Me gusta aprender, me gusta sentir que, aunque mi cuerpo no siempre coopere, mi mente sigue siendo mía.
Hoy es martes y ruedo los ojos con fastidio, este día a diferencia de los otros me irrita. Tengo educación física y eso siempre me pone nerviosa, sudar, esforzarme, estar en riesgo de bajones…especialmente porque los de mi salón de clases me ven como bicho raro.

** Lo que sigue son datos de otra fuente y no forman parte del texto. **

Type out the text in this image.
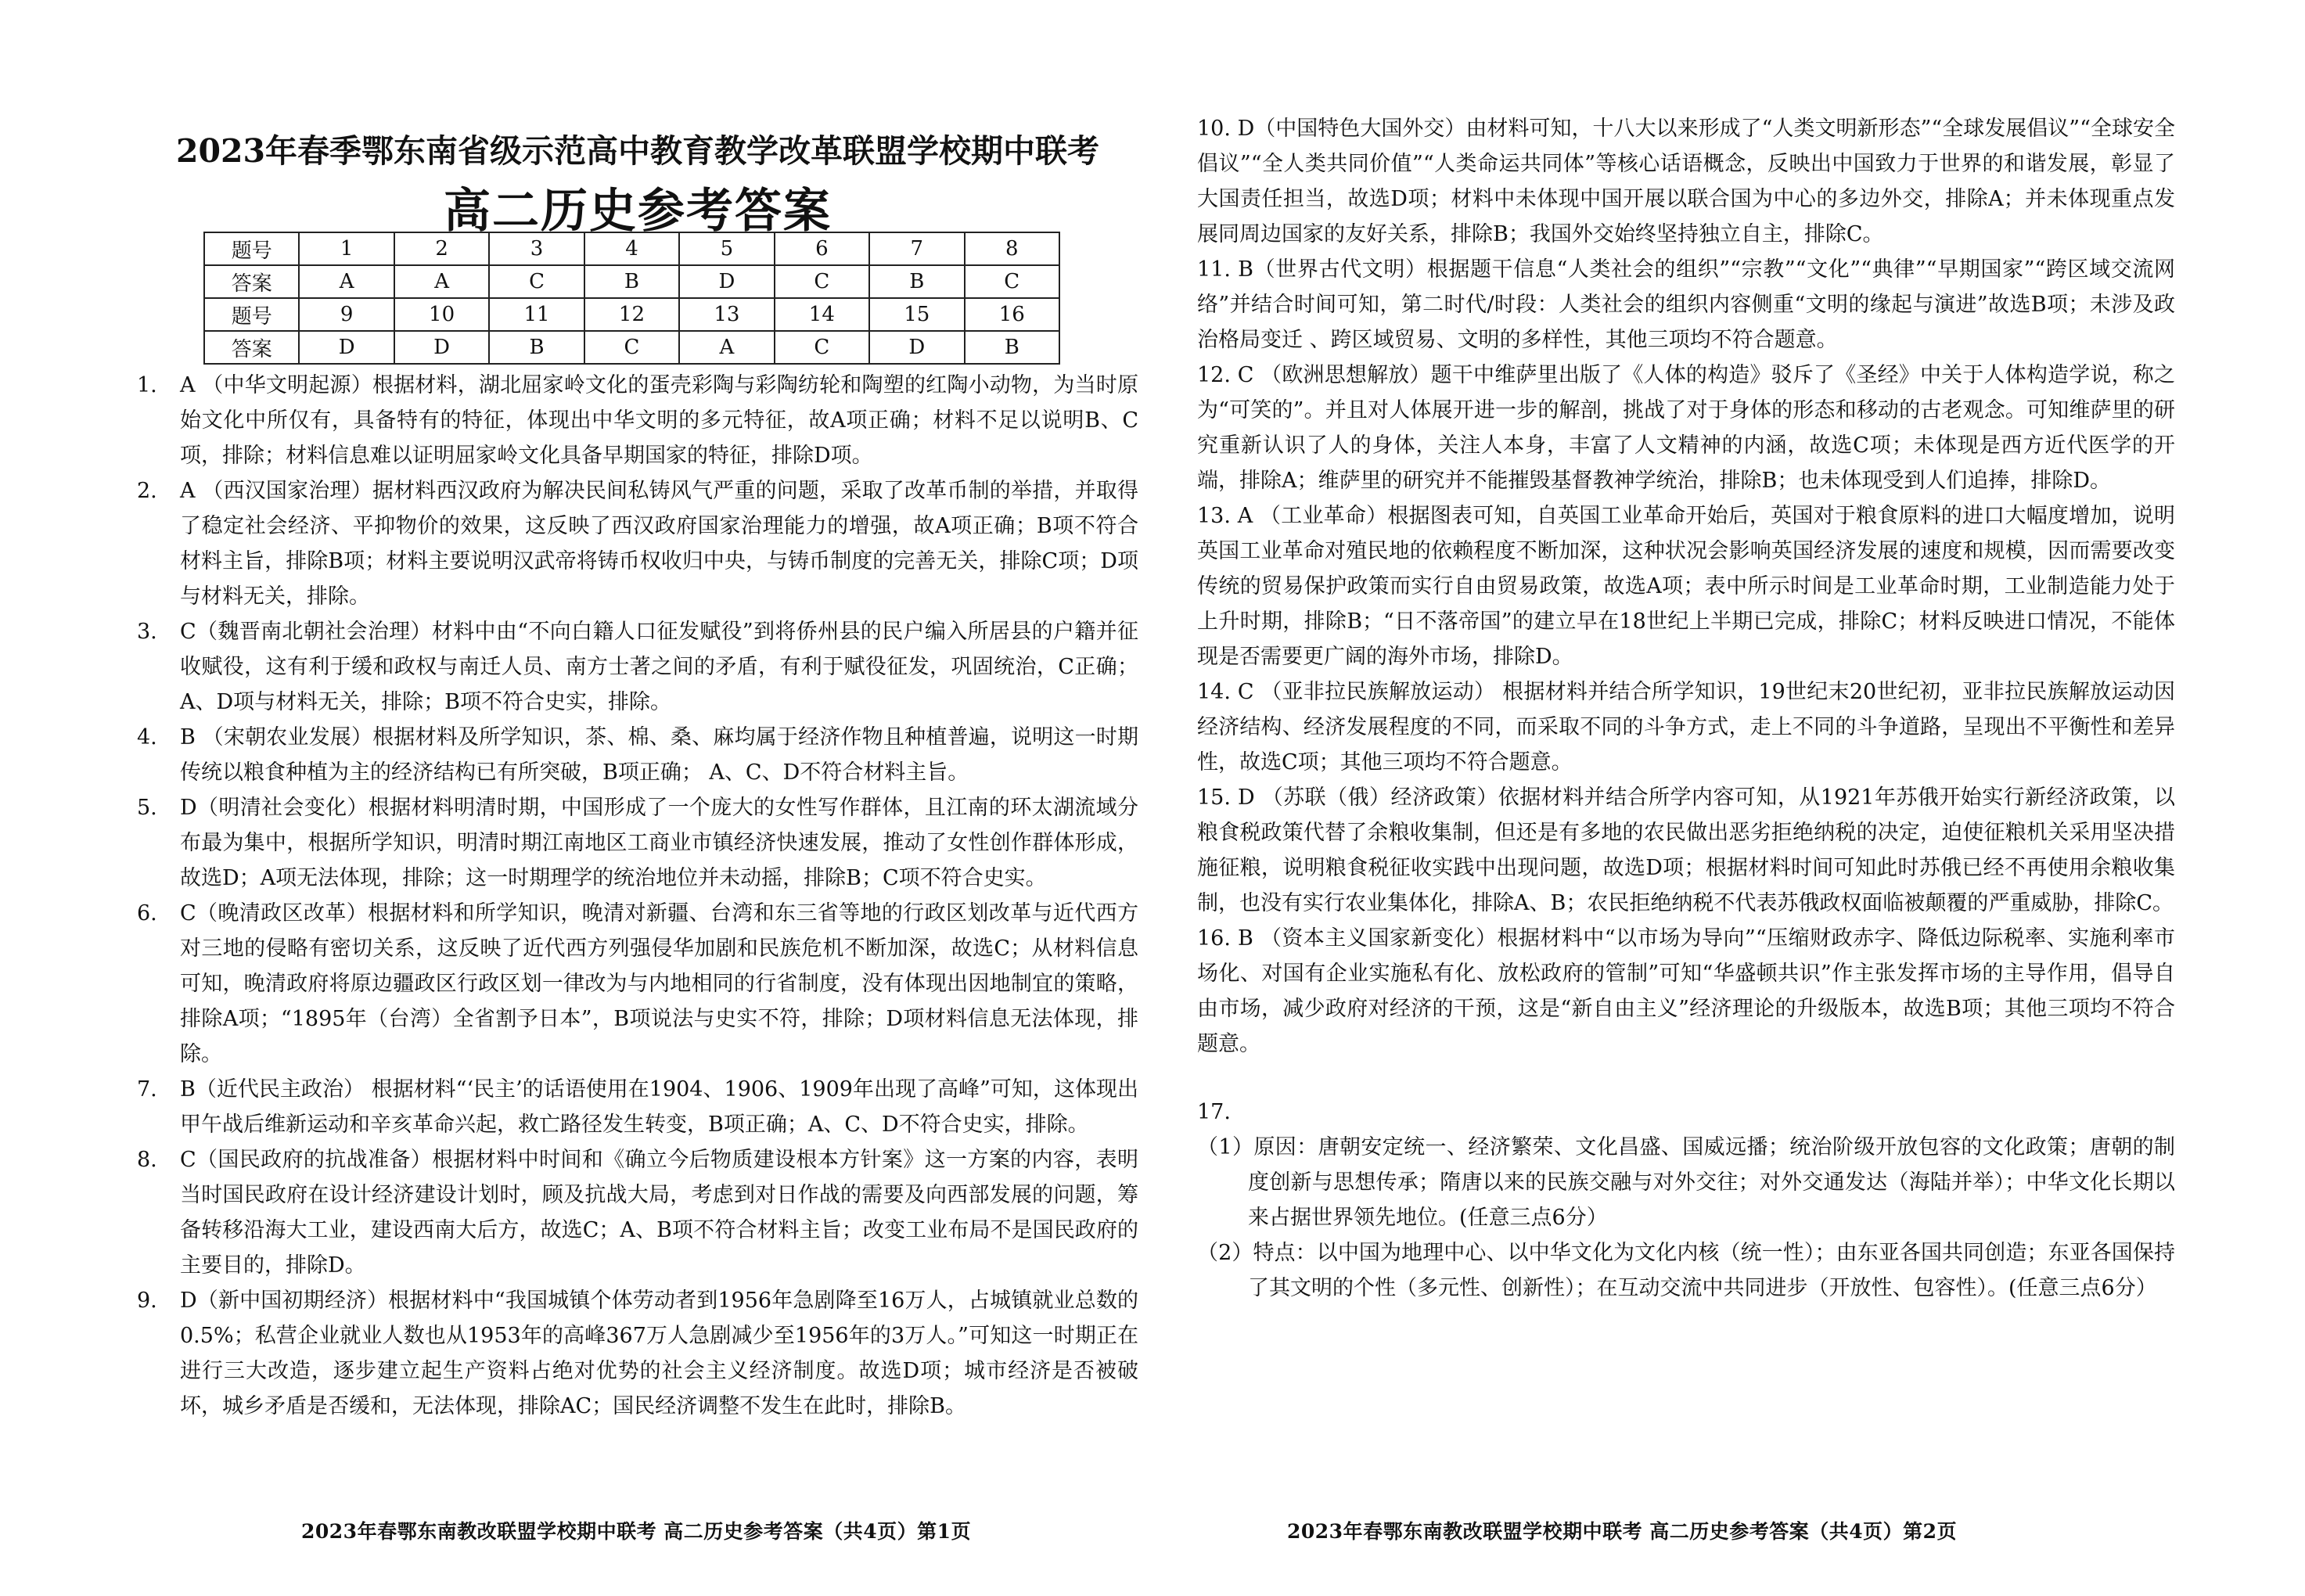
2023年春季鄂东南省级示范高中教育教学改革联盟学校期中联考
高二历史参考答案
题号	1	2	3	4	5	6	7	8
答案	A	A	C	B	D	C	B	C
题号	9	10	11	12	13	14	15	16
答案	D	D	B	C	A	C	D	B
1. A （中华文明起源）根据材料，湖北屈家岭文化的蛋壳彩陶与彩陶纺轮和陶塑的红陶小动物，为当时原始文化中所仅有，具备特有的特征，体现出中华文明的多元特征，故A项正确；材料不足以说明B、C项，排除；材料信息难以证明屈家岭文化具备早期国家的特征，排除D项。
2. A （西汉国家治理）据材料西汉政府为解决民间私铸风气严重的问题，采取了改革币制的举措，并取得了稳定社会经济、平抑物价的效果，这反映了西汉政府国家治理能力的增强，故A项正确；B项不符合材料主旨，排除B项；材料主要说明汉武帝将铸币权收归中央，与铸币制度的完善无关，排除C项；D项与材料无关，排除。
3. C（魏晋南北朝社会治理）材料中由“不向白籍人口征发赋役”到将侨州县的民户编入所居县的户籍并征收赋役，这有利于缓和政权与南迁人员、南方士著之间的矛盾，有利于赋役征发，巩固统治，C正确；A、D项与材料无关，排除；B项不符合史实，排除。
4. B （宋朝农业发展）根据材料及所学知识，茶、棉、桑、麻均属于经济作物且种植普遍，说明这一时期传统以粮食种植为主的经济结构已有所突破，B项正确； A、C、D不符合材料主旨。
5. D（明清社会变化）根据材料明清时期，中国形成了一个庞大的女性写作群体，且江南的环太湖流域分布最为集中，根据所学知识，明清时期江南地区工商业市镇经济快速发展，推动了女性创作群体形成，故选D；A项无法体现，排除；这一时期理学的统治地位并未动摇，排除B；C项不符合史实。
6. C（晚清政区改革）根据材料和所学知识，晚清对新疆、台湾和东三省等地的行政区划改革与近代西方对三地的侵略有密切关系，这反映了近代西方列强侵华加剧和民族危机不断加深，故选C；从材料信息可知，晚清政府将原边疆政区行政区划一律改为与内地相同的行省制度，没有体现出因地制宜的策略，排除A项；“1895年（台湾）全省割予日本”，B项说法与史实不符，排除；D项材料信息无法体现，排除。
7. B（近代民主政治） 根据材料“‘民主’的话语使用在1904、1906、1909年出现了高峰”可知，这体现出甲午战后维新运动和辛亥革命兴起，救亡路径发生转变，B项正确；A、C、D不符合史实，排除。
8. C（国民政府的抗战准备）根据材料中时间和《确立今后物质建设根本方针案》这一方案的内容，表明当时国民政府在设计经济建设计划时，顾及抗战大局，考虑到对日作战的需要及向西部发展的问题，筹备转移沿海大工业，建设西南大后方，故选C；A、B项不符合材料主旨；改变工业布局不是国民政府的主要目的，排除D。
9. D（新中国初期经济）根据材料中“我国城镇个体劳动者到1956年急剧降至16万人，占城镇就业总数的0.5%；私营企业就业人数也从1953年的高峰367万人急剧减少至1956年的3万人。”可知这一时期正在进行三大改造，逐步建立起生产资料占绝对优势的社会主义经济制度。故选D项；城市经济是否被破坏，城乡矛盾是否缓和，无法体现，排除AC；国民经济调整不发生在此时，排除B。
2023年春鄂东南教改联盟学校期中联考 高二历史参考答案（共4页）第1页
10. D（中国特色大国外交）由材料可知，十八大以来形成了“人类文明新形态”“全球发展倡议”“全球安全倡议”“全人类共同价值”“人类命运共同体”等核心话语概念，反映出中国致力于世界的和谐发展，彰显了大国责任担当，故选D项；材料中未体现中国开展以联合国为中心的多边外交，排除A；并未体现重点发展同周边国家的友好关系，排除B；我国外交始终坚持独立自主，排除C。
11. B（世界古代文明）根据题干信息“人类社会的组织”“宗教”“文化”“典律”“早期国家”“跨区域交流网络”并结合时间可知，第二时代/时段：人类社会的组织内容侧重“文明的缘起与演进”故选B项；未涉及政治格局变迁 、跨区域贸易、文明的多样性，其他三项均不符合题意。
12. C （欧洲思想解放）题干中维萨里出版了《人体的构造》驳斥了《圣经》中关于人体构造学说，称之为“可笑的”。并且对人体展开进一步的解剖，挑战了对于身体的形态和移动的古老观念。可知维萨里的研究重新认识了人的身体，关注人本身，丰富了人文精神的内涵，故选C项；未体现是西方近代医学的开端，排除A；维萨里的研究并不能摧毁基督教神学统治，排除B；也未体现受到人们追捧，排除D。
13. A （工业革命）根据图表可知，自英国工业革命开始后，英国对于粮食原料的进口大幅度增加，说明英国工业革命对殖民地的依赖程度不断加深，这种状况会影响英国经济发展的速度和规模，因而需要改变传统的贸易保护政策而实行自由贸易政策，故选A项；表中所示时间是工业革命时期，工业制造能力处于上升时期，排除B；“日不落帝国”的建立早在18世纪上半期已完成，排除C；材料反映进口情况，不能体现是否需要更广阔的海外市场，排除D。
14. C （亚非拉民族解放运动） 根据材料并结合所学知识，19世纪末20世纪初，亚非拉民族解放运动因经济结构、经济发展程度的不同，而采取不同的斗争方式，走上不同的斗争道路，呈现出不平衡性和差异性，故选C项；其他三项均不符合题意。
15. D （苏联（俄）经济政策）依据材料并结合所学内容可知，从1921年苏俄开始实行新经济政策，以粮食税政策代替了余粮收集制，但还是有多地的农民做出恶劣拒绝纳税的决定，迫使征粮机关采用坚决措施征粮，说明粮食税征收实践中出现问题，故选D项；根据材料时间可知此时苏俄已经不再使用余粮收集制，也没有实行农业集体化，排除A、B；农民拒绝纳税不代表苏俄政权面临被颠覆的严重威胁，排除C。
16. B （资本主义国家新变化）根据材料中“以市场为导向”“压缩财政赤字、降低边际税率、实施利率市场化、对国有企业实施私有化、放松政府的管制”可知“华盛顿共识”作主张发挥市场的主导作用，倡导自由市场，减少政府对经济的干预，这是“新自由主义”经济理论的升级版本，故选B项；其他三项均不符合题意。
17.
（1）原因：唐朝安定统一、经济繁荣、文化昌盛、国威远播；统治阶级开放包容的文化政策；唐朝的制度创新与思想传承；隋唐以来的民族交融与对外交往；对外交通发达（海陆并举）；中华文化长期以来占据世界领先地位。(任意三点6分）
（2）特点：以中国为地理中心、以中华文化为文化内核（统一性）；由东亚各国共同创造；东亚各国保持了其文明的个性（多元性、创新性）；在互动交流中共同进步（开放性、包容性）。(任意三点6分）
2023年春鄂东南教改联盟学校期中联考 高二历史参考答案（共4页）第2页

Por otra parte, me siento feliz, en el almuerzo me siento junto a Sofía y Joshua, los únicos dos con los que puedo hablar sin sentirme de otro planeta. No estamos juntos todo el tiempo porque a veces curso otras materias, como becada siento que es un poco más difícil. A veces hablamos de libros, otras veces hablamos de cómo sería vivir sin preocuparme por la beca que ocupo, facturas o niveles de azúcar en sangre. Ellos siempre me escuchan y siempre tienen algo positivo que aportar y es lo que más me gusta, que aunque ellos son hijos de personas adineradas no les importa el estatus social que nos separa.
Guardo mi kit en la mochila y me miro en el espejo del pasillo, piel clara por no decir pálida, cabello negro, ondulado, largo y siempre atado en una coleta alta, ojeras que trato de cubrir con un poco de corrector barato y que se disimulan bien con los lentes que siempre tengo que tener puestos, sin ellos veo bastante distorcionado. No tengo tiempo para maquillarme, tampoco me importa mucho verme linda.
Lo único que me importa es que mis días en la secundaria sean tranquilos.
La clase de educación física es, sin duda, la parte más incómoda del día. No es que no me guste moverme, me gusta caminar, hacer estiramientos, pero correr dando vueltas al campo o en la pista del gimnasio mientras intento mantener mi glucosa estable, con profesores que no siempre entienden cómo funciona mi cuerpo, es imposible.